Some Power Users Are Unhappy With Lost Features in the New iWork
From Igot's post:
Apple’s engineers appear to have chosen to keep the emphasis on "simplicity" at the expense of "power". They have not just neglected to add features to bring the feature set of the application closer to that of a word processor like Microsoft Word. They have actually removed many features for no apparent reason other than to bring the application in line with its iOS counterpart, which is, inevitably, much less powerful.It appears Apple's intention was to increase both usability and cross-platform compatibility of Pages across the OS X, iOS, and iWork in iCloud, at the expense of some more powerful features.
Amongst the missing features, Pages has lost a number of templates, the ability to export to .rtf file formats, keyboard shortcuts to paragraph and character styes, and AppleScript support is not working properly.
This isn't the first time that Apple has seen criticisms from power users over an updated product release. The company was hammered by power users of Final Cut Pro X when it was released in 2011, because a number of essential features were completely missing from the software. Apple offered refunds to unhappy customers and launched a new marketing campaign to win back skeptical users after adding many of the features that were requested.
Of course, the new release is a free update to a consumer-focused software product where many of the missing features were likely never used by the majority of Apple's customers, so the concerns of power users may fall on deaf ears. Igot does note that the company -- perhaps intentionally -- set aside iWork '09 applications in a folder on computers that upgraded to the new versions, so users who prefer the older Pages app can continue to use it, albeit without the iCloud and cross-platform features in the new release.

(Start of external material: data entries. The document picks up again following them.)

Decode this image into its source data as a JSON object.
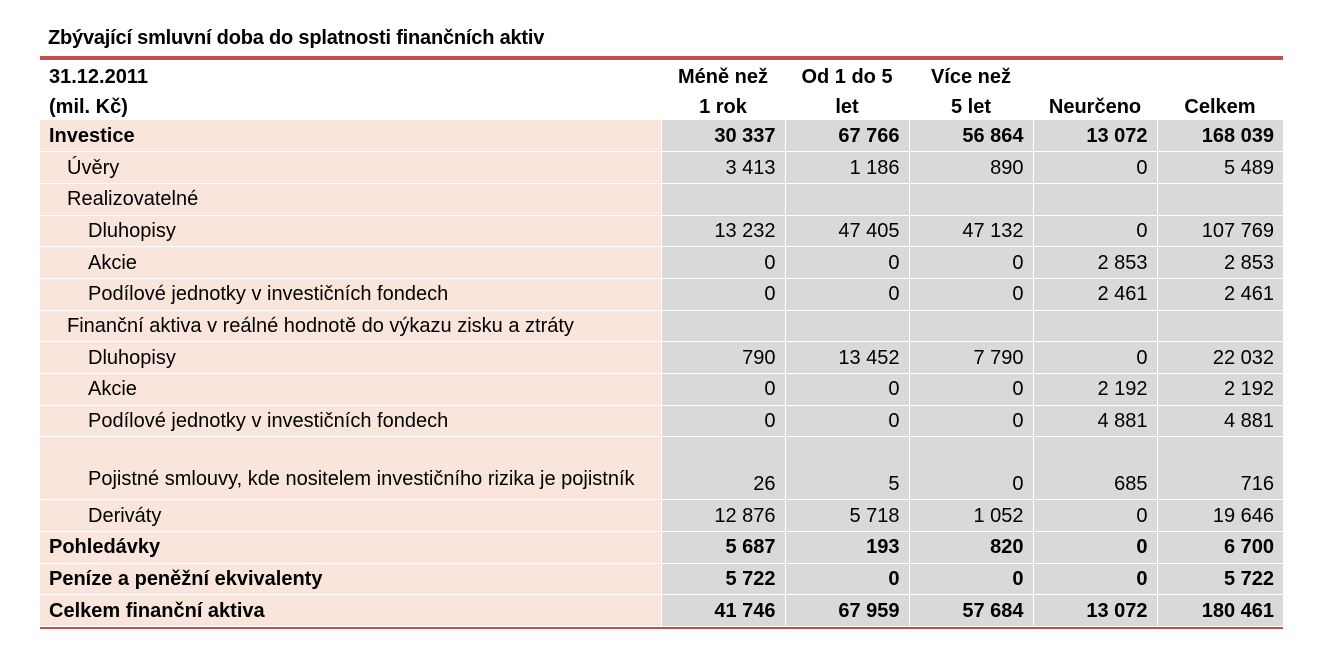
{
  "caption": "Zbývající smluvní doba do splatnosti finančních aktiv",
  "header": {
    "line1": [
      "31.12.2011",
      "Méně než",
      "Od 1 do 5",
      "Více než",
      "",
      ""
    ],
    "line2": [
      "(mil. Kč)",
      "1 rok",
      "let",
      "5 let",
      "Neurčeno",
      "Celkem"
    ]
  },
  "rows": [
    {
      "label": "Investice",
      "values": [
        "30 337",
        "67 766",
        "56 864",
        "13 072",
        "168 039"
      ]
    },
    {
      "label": "Úvěry",
      "values": [
        "3 413",
        "1 186",
        "890",
        "0",
        "5 489"
      ]
    },
    {
      "label": "Realizovatelné",
      "values": [
        "",
        "",
        "",
        "",
        ""
      ]
    },
    {
      "label": "Dluhopisy",
      "values": [
        "13 232",
        "47 405",
        "47 132",
        "0",
        "107 769"
      ]
    },
    {
      "label": "Akcie",
      "values": [
        "0",
        "0",
        "0",
        "2 853",
        "2 853"
      ]
    },
    {
      "label": "Podílové jednotky v investičních fondech",
      "values": [
        "0",
        "0",
        "0",
        "2 461",
        "2 461"
      ]
    },
    {
      "label": "Finanční aktiva v reálné hodnotě do výkazu zisku a ztráty",
      "values": [
        "",
        "",
        "",
        "",
        ""
      ]
    },
    {
      "label": "Dluhopisy",
      "values": [
        "790",
        "13 452",
        "7 790",
        "0",
        "22 032"
      ]
    },
    {
      "label": "Akcie",
      "values": [
        "0",
        "0",
        "0",
        "2 192",
        "2 192"
      ]
    },
    {
      "label": "Podílové jednotky v investičních fondech",
      "values": [
        "0",
        "0",
        "0",
        "4 881",
        "4 881"
      ]
    },
    {
      "label": "Pojistné smlouvy, kde nositelem investičního rizika je pojistník",
      "values": [
        "26",
        "5",
        "0",
        "685",
        "716"
      ]
    },
    {
      "label": "Deriváty",
      "values": [
        "12 876",
        "5 718",
        "1 052",
        "0",
        "19 646"
      ]
    },
    {
      "label": "Pohledávky",
      "values": [
        "5 687",
        "193",
        "820",
        "0",
        "6 700"
      ]
    },
    {
      "label": "Peníze a peněžní ekvivalenty",
      "values": [
        "5 722",
        "0",
        "0",
        "0",
        "5 722"
      ]
    },
    {
      "label": "Celkem finanční aktiva",
      "values": [
        "41 746",
        "67 959",
        "57 684",
        "13 072",
        "180 461"
      ]
    }
  ]
}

John Gruber believes Apple may be willing to sacrifice overall functionality to create parity across the iOS, OS X and web versions of Pages, Numbers and Keynote over the short-term. However, Apple has not yet given any indication as to what future versions of iWork could look like -- or if they will eventually gain some of the features missing in the new version.
Upset Pages users would be well-served to give Apple feedback on its website.